Gewiß, Agatha Simpson war immens vermögend, doch sie konnte ungemein sparsam bis geizig sein. Auf der anderen Seite, aber war sie durchaus in der Lage, das Geld mit vollen Händen auszugeben, wenn sie sich mit einem Kriminalfall beschäftigte.

»Noch eine Frage am Rand«, bat McWarden nach einer kleinen Pause und wandte sich weiterhin an den Butler, »warum sind Sie nicht mit zu diesem Galeristen gegangen?«

»Mylady bestand darauf, allein zu gehen«, antwortete Josuah Parker.

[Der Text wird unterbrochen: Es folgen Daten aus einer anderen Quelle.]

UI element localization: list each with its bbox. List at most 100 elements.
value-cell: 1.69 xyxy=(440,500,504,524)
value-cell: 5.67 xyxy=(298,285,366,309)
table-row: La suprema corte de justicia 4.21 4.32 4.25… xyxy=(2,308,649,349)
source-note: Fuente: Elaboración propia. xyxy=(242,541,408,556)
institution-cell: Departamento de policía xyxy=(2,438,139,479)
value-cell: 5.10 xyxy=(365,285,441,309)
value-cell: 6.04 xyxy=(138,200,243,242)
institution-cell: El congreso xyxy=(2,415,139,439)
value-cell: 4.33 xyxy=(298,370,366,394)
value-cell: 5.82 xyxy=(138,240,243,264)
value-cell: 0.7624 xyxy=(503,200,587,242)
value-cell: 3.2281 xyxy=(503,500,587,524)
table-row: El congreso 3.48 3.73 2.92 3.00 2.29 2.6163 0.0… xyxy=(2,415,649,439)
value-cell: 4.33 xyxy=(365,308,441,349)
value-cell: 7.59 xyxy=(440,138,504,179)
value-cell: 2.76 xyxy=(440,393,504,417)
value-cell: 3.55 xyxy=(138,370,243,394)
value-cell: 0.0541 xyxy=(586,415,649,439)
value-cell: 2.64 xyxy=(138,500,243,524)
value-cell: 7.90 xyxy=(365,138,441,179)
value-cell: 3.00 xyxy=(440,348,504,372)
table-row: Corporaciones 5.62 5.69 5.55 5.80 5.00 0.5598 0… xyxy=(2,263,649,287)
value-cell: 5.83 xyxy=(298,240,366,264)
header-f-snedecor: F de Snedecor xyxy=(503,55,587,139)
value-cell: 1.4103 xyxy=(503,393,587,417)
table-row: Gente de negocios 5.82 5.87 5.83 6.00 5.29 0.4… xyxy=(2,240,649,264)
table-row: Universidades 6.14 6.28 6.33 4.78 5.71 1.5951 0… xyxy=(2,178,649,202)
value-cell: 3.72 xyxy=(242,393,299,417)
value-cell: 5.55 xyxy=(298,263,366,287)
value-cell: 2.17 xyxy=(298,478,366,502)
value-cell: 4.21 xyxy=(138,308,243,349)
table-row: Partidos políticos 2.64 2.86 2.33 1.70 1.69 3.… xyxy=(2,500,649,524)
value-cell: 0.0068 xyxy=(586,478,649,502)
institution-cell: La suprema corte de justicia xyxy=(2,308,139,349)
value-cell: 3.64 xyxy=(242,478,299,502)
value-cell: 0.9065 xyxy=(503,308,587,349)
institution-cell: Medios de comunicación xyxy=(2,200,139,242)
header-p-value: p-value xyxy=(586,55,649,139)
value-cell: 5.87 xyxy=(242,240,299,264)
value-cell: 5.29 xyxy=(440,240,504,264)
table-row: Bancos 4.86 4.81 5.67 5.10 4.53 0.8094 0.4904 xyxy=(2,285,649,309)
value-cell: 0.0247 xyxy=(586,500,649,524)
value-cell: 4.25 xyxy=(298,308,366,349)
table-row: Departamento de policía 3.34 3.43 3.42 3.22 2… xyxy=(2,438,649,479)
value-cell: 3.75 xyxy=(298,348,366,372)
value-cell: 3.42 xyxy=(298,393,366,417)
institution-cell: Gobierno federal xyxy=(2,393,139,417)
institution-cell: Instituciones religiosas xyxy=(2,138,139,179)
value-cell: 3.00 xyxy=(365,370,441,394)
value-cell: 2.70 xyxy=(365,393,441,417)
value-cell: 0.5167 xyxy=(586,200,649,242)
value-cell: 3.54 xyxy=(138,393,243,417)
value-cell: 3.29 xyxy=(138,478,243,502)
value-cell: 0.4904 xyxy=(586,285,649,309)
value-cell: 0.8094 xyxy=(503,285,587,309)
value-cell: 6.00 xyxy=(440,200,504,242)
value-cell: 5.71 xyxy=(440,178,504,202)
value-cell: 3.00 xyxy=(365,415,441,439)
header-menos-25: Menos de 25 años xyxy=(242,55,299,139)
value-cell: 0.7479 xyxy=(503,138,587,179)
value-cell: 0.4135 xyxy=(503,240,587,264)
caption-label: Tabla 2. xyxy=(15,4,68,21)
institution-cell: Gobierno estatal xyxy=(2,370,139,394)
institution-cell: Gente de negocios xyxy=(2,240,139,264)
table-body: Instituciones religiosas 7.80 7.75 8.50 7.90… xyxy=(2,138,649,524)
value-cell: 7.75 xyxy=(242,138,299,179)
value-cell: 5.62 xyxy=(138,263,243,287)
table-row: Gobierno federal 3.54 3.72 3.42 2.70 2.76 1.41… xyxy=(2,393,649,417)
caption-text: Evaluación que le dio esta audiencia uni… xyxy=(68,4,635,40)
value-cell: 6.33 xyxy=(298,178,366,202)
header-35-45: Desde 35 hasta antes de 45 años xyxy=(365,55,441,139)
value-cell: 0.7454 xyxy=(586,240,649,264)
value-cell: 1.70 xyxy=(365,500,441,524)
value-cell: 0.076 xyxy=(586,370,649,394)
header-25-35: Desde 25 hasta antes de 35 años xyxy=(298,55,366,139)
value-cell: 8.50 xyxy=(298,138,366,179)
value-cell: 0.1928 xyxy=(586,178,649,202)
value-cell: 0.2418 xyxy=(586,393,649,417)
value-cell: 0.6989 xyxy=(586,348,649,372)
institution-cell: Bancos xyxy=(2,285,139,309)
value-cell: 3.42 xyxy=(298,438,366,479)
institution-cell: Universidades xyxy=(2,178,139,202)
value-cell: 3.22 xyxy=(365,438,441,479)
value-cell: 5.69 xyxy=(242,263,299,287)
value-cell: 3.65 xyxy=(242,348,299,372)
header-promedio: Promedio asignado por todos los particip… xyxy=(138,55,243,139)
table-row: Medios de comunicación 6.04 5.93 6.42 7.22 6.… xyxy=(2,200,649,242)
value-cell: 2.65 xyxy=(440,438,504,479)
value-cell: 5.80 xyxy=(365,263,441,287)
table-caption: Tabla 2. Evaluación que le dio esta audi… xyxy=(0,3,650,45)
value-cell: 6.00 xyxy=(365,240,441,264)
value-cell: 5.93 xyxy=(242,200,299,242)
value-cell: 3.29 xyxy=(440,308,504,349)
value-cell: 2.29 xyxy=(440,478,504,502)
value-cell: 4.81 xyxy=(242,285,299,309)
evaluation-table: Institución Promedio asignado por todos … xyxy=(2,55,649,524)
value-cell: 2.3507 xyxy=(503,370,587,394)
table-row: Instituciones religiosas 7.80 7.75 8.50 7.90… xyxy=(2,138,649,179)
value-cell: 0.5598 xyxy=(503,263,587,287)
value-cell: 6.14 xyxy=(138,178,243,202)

»Weil Lady Simpson nicht an ihre Diät erinnert werden wollte«, erklärte Mike Rander. »Und Parker wäre die leibhaftige Mahnung gewesen.«

»So hätte Mylady meine bescheidene Anwesenheit zweifellos ausgelegt«, pflichtete der Butler dem Anwalt bei, »dennoch soll keineswegs verhehlt sein, daß man sich gewisse Vorwürfe macht. Meine Wenigkeit hätte wohl Mylady begleiten müssen.«

»Unsinn, Parker«, sagte Rander, »Sie hauen sie ja wieder heraus. Und wir werden Ihnen dabei helfen, so gut es geht.«

*

Parker befand sich allein im großen, altehrwürdigen Fachwerkhaus seiner Herrin.